I had never heard of Eureka Springs until a woman at a gas station in Missouri told us we’d be fools to drive past it. She was right, and I should learn to trust gas-station oracles more often. We came down into it on a road that switchbacks through the Ozark hills, and then suddenly the town was just there, tumbling down a ravine, all turrets and gingerbread trim and limestone retaining walls, with not a single flat block to be found. Lia pressed her face to the window like a child. Neither of us had expected the American interior to hide something this eccentric.
A town built on water
Eureka Springs exists because of its springs — dozens of them, which nineteenth-century Americans believed could cure everything from rheumatism to heartbreak. The whole downtown is a National Register historic district, and remarkably, none of it has been prettied up or faked. We walked Spring Street with our necks craned, and found Basin Spring Park in the middle of it all, where the healing waters first drew the crowds. The buildings climb five and six stories against the hill, so that a shop’s front door on one street is its third floor on the next. I got happily, thoroughly lost.

The Crescent and its ghosts
Up at the top of the town stands the 1886 Crescent Hotel, a great limestone pile that has been a luxury resort, a women’s college, and — most infamously — a quack cancer hospital run by a charlatan in the 1930s. It is said to be one of America’s most haunted buildings, and we took the evening ghost tour mostly to be contrary. I don’t believe in ghosts. I will also admit that the morgue in the basement made the hair on my arms stand up, and that Lia held my hand a little tighter than usual. Believe what you like; the view from the hotel’s veranda over the Ozark ridges at sunset needs no ghost to be worth the climb.

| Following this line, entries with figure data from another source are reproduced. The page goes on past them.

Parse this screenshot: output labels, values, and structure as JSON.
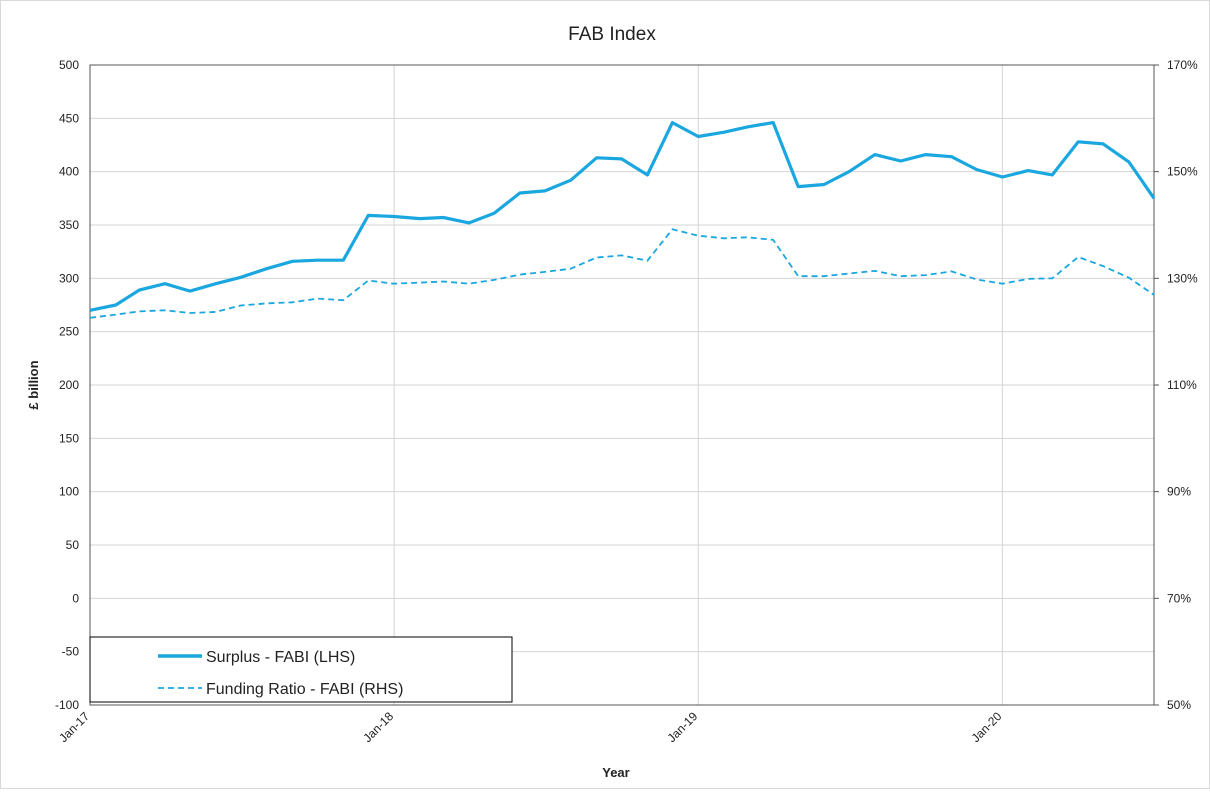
{
  "chart_data": {
    "type": "line",
    "title": "FAB Index",
    "xlabel": "Year",
    "ylabel": "£ billion",
    "ylim": [
      -100,
      500
    ],
    "y_ticks": [
      "-100",
      "-50",
      "0",
      "50",
      "100",
      "150",
      "200",
      "250",
      "300",
      "350",
      "400",
      "450",
      "500"
    ],
    "y2lim": [
      50,
      170
    ],
    "y2_ticks": [
      "50%",
      "70%",
      "90%",
      "110%",
      "130%",
      "150%",
      "170%"
    ],
    "x_ticks": [
      "Jan-17",
      "Jan-18",
      "Jan-19",
      "Jan-20"
    ],
    "grid": true,
    "legend_position": "bottom-left",
    "colors": {
      "series": "#1aa7e0"
    },
    "series": [
      {
        "name": "Surplus - FABI (LHS)",
        "axis": "left",
        "style": "solid",
        "x": [
          "2017-01",
          "2017-02",
          "2017-03",
          "2017-04",
          "2017-05",
          "2017-06",
          "2017-07",
          "2017-08",
          "2017-09",
          "2017-10",
          "2017-11",
          "2017-12",
          "2018-01",
          "2018-02",
          "2018-03",
          "2018-04",
          "2018-05",
          "2018-06",
          "2018-07",
          "2018-08",
          "2018-09",
          "2018-10",
          "2018-11",
          "2018-12",
          "2019-01",
          "2019-02",
          "2019-03",
          "2019-04",
          "2019-05",
          "2019-06",
          "2019-07",
          "2019-08",
          "2019-09",
          "2019-10",
          "2019-11",
          "2019-12",
          "2020-01",
          "2020-02",
          "2020-03",
          "2020-04",
          "2020-05",
          "2020-06",
          "2020-07"
        ],
        "values": [
          270,
          275,
          289,
          295,
          288,
          295,
          301,
          309,
          316,
          317,
          317,
          359,
          358,
          356,
          357,
          352,
          361,
          380,
          382,
          392,
          413,
          412,
          397,
          446,
          433,
          437,
          442,
          446,
          386,
          388,
          400,
          416,
          410,
          416,
          414,
          402,
          395,
          401,
          397,
          428,
          426,
          409,
          375
        ]
      },
      {
        "name": "Funding Ratio - FABI (RHS)",
        "axis": "right",
        "style": "dashed",
        "x": [
          "2017-01",
          "2017-02",
          "2017-03",
          "2017-04",
          "2017-05",
          "2017-06",
          "2017-07",
          "2017-08",
          "2017-09",
          "2017-10",
          "2017-11",
          "2017-12",
          "2018-01",
          "2018-02",
          "2018-03",
          "2018-04",
          "2018-05",
          "2018-06",
          "2018-07",
          "2018-08",
          "2018-09",
          "2018-10",
          "2018-11",
          "2018-12",
          "2019-01",
          "2019-02",
          "2019-03",
          "2019-04",
          "2019-05",
          "2019-06",
          "2019-07",
          "2019-08",
          "2019-09",
          "2019-10",
          "2019-11",
          "2019-12",
          "2020-01",
          "2020-02",
          "2020-03",
          "2020-04",
          "2020-05",
          "2020-06",
          "2020-07"
        ],
        "values": [
          122.6,
          123.2,
          123.8,
          124.0,
          123.5,
          123.7,
          124.9,
          125.3,
          125.5,
          126.2,
          125.9,
          129.6,
          129.0,
          129.2,
          129.4,
          129.0,
          129.7,
          130.7,
          131.2,
          131.8,
          133.9,
          134.3,
          133.3,
          139.2,
          138.0,
          137.5,
          137.7,
          137.2,
          130.4,
          130.4,
          130.9,
          131.4,
          130.4,
          130.6,
          131.3,
          129.8,
          129.0,
          129.9,
          130.0,
          134.0,
          132.3,
          130.1,
          126.9
        ]
      }
    ]
  }
}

Artists, bikers, and misfits
What surprised me most was how alive the town felt. Eureka Springs long ago became a haven for artists and free spirits, and on any given evening the sidewalks hold a genuine mix — leather-clad motorcyclists down for a Ozark ride, gallery owners, honeymooners, aging hippies. We ate at a tiny place where the chef came out to ask how our meal was and ended up sitting with us for twenty minutes, talking about French cheese and mountain living. That is the thing about Eureka Springs: it is small enough that strangers become conversations. We left with a hand-thrown bowl and the odd certainty that we’d come back.

Getting There
Eureka Springs is tucked into the far northwest corner of Arkansas, in the Ozark Mountains. The nearest airport is Northwest Arkansas Regional (XNA), about an hour and fifteen minutes by car; Branson, Missouri, is a similar drive to the north. There’s no public transport to speak of, so you’ll need a car — and the drive in, along winding forest roads, is half the pleasure. Once you’re in town, park and walk, or ride the seasonal trolley, because those steep, crooked streets were never meant for hunting parking spaces.